The Government is to ask the European Court of Human Rights to revise its judgment in the case of the 'Hooded Men', who were subjected to extreme interrogation techniques in Northern Ireland in the 1970s.
Minister for Foreign Affairs Charlie Flanagan said that on the basis of new material uncovered, the Government will contend that the ill-treatment suffered by the hooded men should be recognised as torture.
A Northern Ireland Office spokeswoman said the UK government was considering the implications of the decision.
The European Court of Human Rights ruled that the treatment did not amount to torture but the men have always disputed this.
Five of the hooded men were in the High Court to hear lawyers for the Government announce what the men described as a landmark decision.
The group of men were detained by British security forces in 1971.
They had brought a legal challenge to compel the Government to apply to revise a controversial decision of the European Court in 1978.
The men were subjected to five sensory deprivation techniques; prolonged hooding, being subjected to loud noise, sleep deprivation, food and water deprivation, and being forced into stress positions.
The ECHR ruled that the techniques constituted inhuman and degrading treatment but said the evidence did not suggest the techniques constituted torture.
The conclusion was based on medical evidence produced by the British government, which suggested the effect of the five techniques were minor, and due to everyday life in Northern Ireland at the time rather than torture techniques.
The legal challenge came about after a programme for RTÉ's Investigations Unit revealed that the evidence produced to the ECHR was deliberately misleading.
Senior counsel Michael McDowell told the court this afternoon that the Government was to proceed with an application to have the case revised in the ECHR in Strasbourg.
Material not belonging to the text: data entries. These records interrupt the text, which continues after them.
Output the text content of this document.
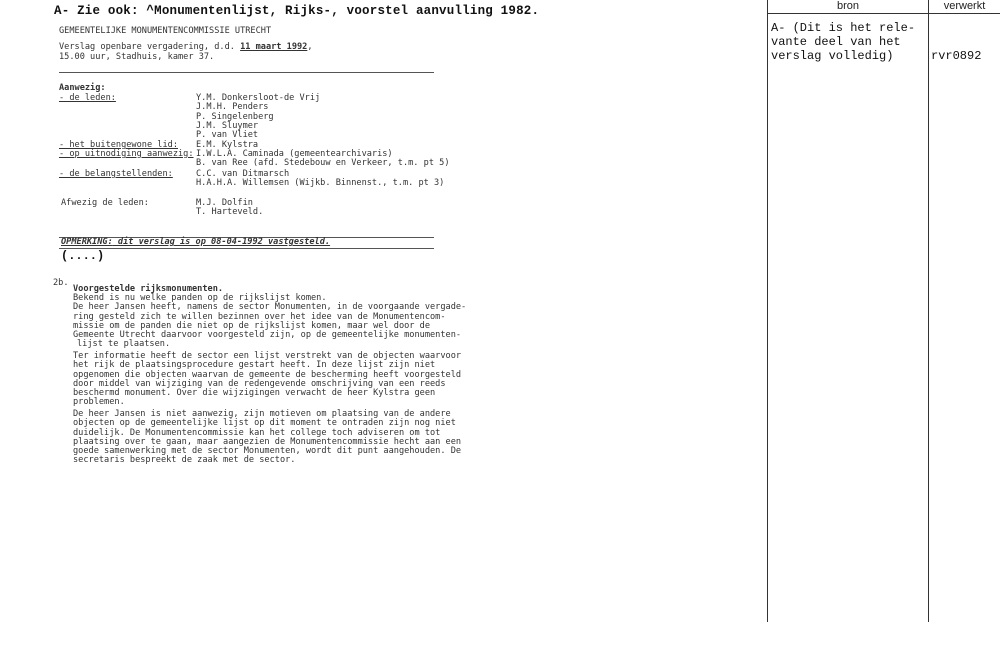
A- Zie ook: ^Monumentenlijst, Rijks-, voorstel aanvulling 1982.	bron	verwerkt
A- (Dit is het rele-
vante deel van het
verslag volledig)	rvr0892
GEMEENTELIJKE MONUMENTENCOMMISSIE UTRECHT
Verslag openbare vergadering, d.d. 11 maart 1992,
15.00 uur, Stadhuis, kamer 37.
Aanwezig:
- de leden:	Y.M. Donkersloot-de Vrij
J.M.H. Penders
P. Singelenberg
J.M. Sluymer
P. van Vliet
- het buitengewone lid: E.M. Kylstra
- op uitnodiging aanwezig: I.W.L.A. Caminada (gemeentearchivaris)
B. van Ree (afd. Stedebouw en Verkeer, t.m. pt 5)
- de belangstellenden:	C.C. van Ditmarsch
H.A.H.A. Willemsen (Wijkb. Binnenst., t.m. pt 3)
Afwezig de leden:	M.J. Dolfin
T. Harteveld.
OPMERKING: dit verslag is op 08-04-1992 vastgesteld.
(....)
2b.
Voorgestelde rijksmonumenten.
Bekend is nu welke panden op de rijkslijst komen.
De heer Jansen heeft, namens de sector Monumenten, in de voorgaande vergade-
ring gesteld zich te willen bezinnen over het idee van de Monumentencom-
missie om de panden die niet op de rijkslijst komen, maar wel door de
Gemeente Utrecht daarvoor voorgesteld zijn, op de gemeentelijke monumenten-
lijst te plaatsen.
Ter informatie heeft de sector een lijst verstrekt van de objecten waarvoor
het rijk de plaatsingsprocedure gestart heeft. In deze lijst zijn niet
opgenomen die objecten waarvan de gemeente de bescherming heeft voorgesteld
door middel van wijziging van de redengevende omschrijving van een reeds
beschermd monument. Over die wijzigingen verwacht de heer Kylstra geen
problemen.
De heer Jansen is niet aanwezig, zijn motieven om plaatsing van de andere
objecten op de gemeentelijke lijst op dit moment te ontraden zijn nog niet
duidelijk. De Monumentencommissie kan het college toch adviseren om tot
plaatsing over te gaan, maar aangezien de Monumentencommissie hecht aan een
goede samenwerking met de sector Monumenten, wordt dit punt aangehouden. De
secretaris bespreekt de zaak met de sector.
Lawyers for the men involved said this was a very welcome decision and was the first step in vindicating their rights.
Amnesty International has commended the Government's decision.
In a statement, Mr Flanagan said that the Government had taken seriously the material in the RTÉ documentary.
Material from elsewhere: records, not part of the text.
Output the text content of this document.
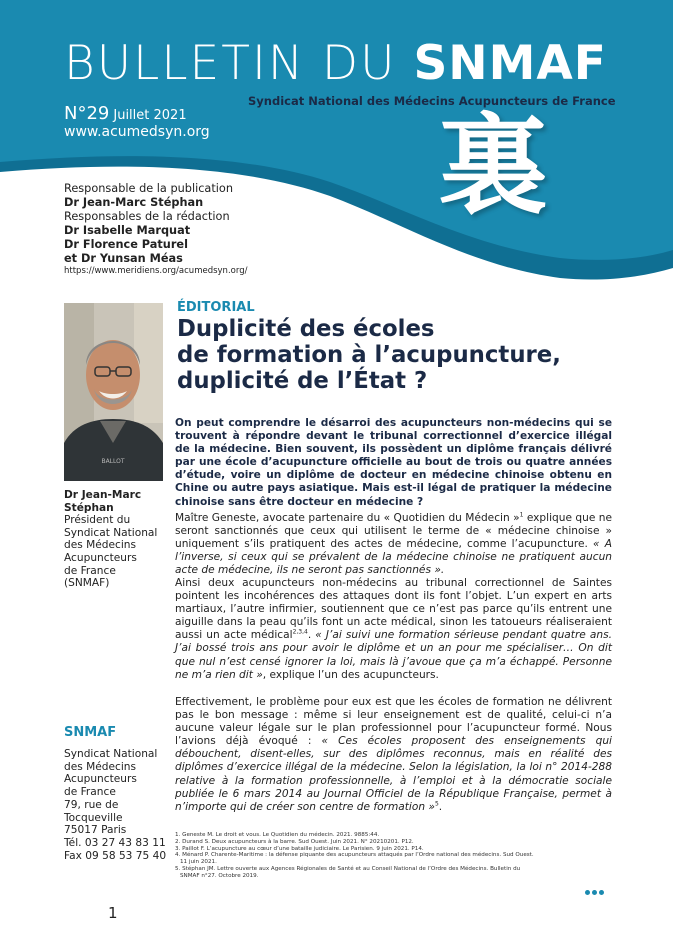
BULLETIN DU SNMAF
Syndicat National des Médecins Acupuncteurs de France
N°29 Juillet 2021
www.acumedsyn.org 裏
Responsable de la publication
Dr Jean-Marc Stéphan
Responsables de la rédaction
Dr Isabelle Marquat
Dr Florence Paturel
et Dr Yunsan Méas
https://www.meridiens.org/acumedsyn.org/
BALLOT
Dr Jean-Marc
Stéphan
Président du
Syndicat National
des Médecins
Acupuncteurs
de France
(SNMAF)
SNMAF
Syndicat National
des Médecins
Acupuncteurs
de France
79, rue de
Tocqueville
75017 Paris
Tél. 03 27 43 83 11
Fax 09 58 53 75 40
ÉDITORIAL
Duplicité des écoles
de formation à l’acupuncture,
duplicité de l’État ?
On peut comprendre le désarroi des acupuncteurs non-médecins qui se trouvent à répondre devant le tribunal correctionnel d’exercice illégal de la médecine. Bien souvent, ils possèdent un diplôme français délivré par une école d’acupuncture officielle au bout de trois ou quatre années d’étude, voire un diplôme de docteur en médecine chinoise obtenu en Chine ou autre pays asiatique. Mais est-il légal de pratiquer la médecine chinoise sans être docteur en médecine ?
Maître Geneste, avocate partenaire du « Quotidien du Médecin »$^1$ explique que ne seront sanctionnés que ceux qui utilisent le terme de « médecine chinoise » uniquement s’ils pratiquent des actes de médecine, comme l’acupuncture. « A l’inverse, si ceux qui se prévalent de la médecine chinoise ne pratiquent aucun acte de médecine, ils ne seront pas sanctionnés ».
Ainsi deux acupuncteurs non-médecins au tribunal correctionnel de Saintes pointent les incohérences des attaques dont ils font l’objet. L’un expert en arts martiaux, l’autre infirmier, soutiennent que ce n’est pas parce qu’ils entrent une aiguille dans la peau qu’ils font un acte médical, sinon les tatoueurs réaliseraient aussi un acte médical$^{2,3,4}$. « J’ai suivi une formation sérieuse pendant quatre ans. J’ai bossé trois ans pour avoir le diplôme et un an pour me spécialiser… On dit que nul n’est censé ignorer la loi, mais là j’avoue que ça m’a échappé. Personne ne m’a rien dit », explique l’un des acupuncteurs.
Effectivement, le problème pour eux est que les écoles de formation ne délivrent pas le bon message : même si leur enseignement est de qualité, celui-ci n’a aucune valeur légale sur le plan professionnel pour l’acupuncteur formé. Nous l’avions déjà évoqué : « Ces écoles proposent des enseignements qui débouchent, disent-elles, sur des diplômes reconnus, mais en réalité des diplômes d’exercice illégal de la médecine. Selon la législation, la loi n° 2014-288 relative à la formation professionnelle, à l’emploi et à la démocratie sociale publiée le 6 mars 2014 au Journal Officiel de la République Française, permet à n’importe qui de créer son centre de formation »$^5$.
1. Geneste M. Le droit et vous. Le Quotidien du médecin. 2021. 9885:44.
2. Durand S. Deux acupuncteurs à la barre. Sud Ouest. Juin 2021. N° 20210201. P12.
3. Paillot F. L’acupuncture au cœur d’une bataille judiciaire. Le Parisien. 9 juin 2021. P14.
4. Ménard P. Charente-Maritime : la défense piquante des acupuncteurs attaqués par l’Ordre national des médecins. Sud Ouest.
11 juin 2021.
5. Stéphan JM. Lettre ouverte aux Agences Régionales de Santé et au Conseil National de l’Ordre des Médecins. Bulletin du
SNMAF n°27. Octobre 2019.
1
The minister said that the request to the European court to revise its judgment had been taken following a review of the recently released documents.
Sinn Féin leader Gerry Adams TD welcomed the Government’s move.
“I want to take this opportunity to commend the courage and dedication of the 14 men, the hard work of the their lawyers, the work done by the Pat Finucane Centre, and indeed RTÈ for the major documentary - The Torture Files - which reported on additional new evidence in the case."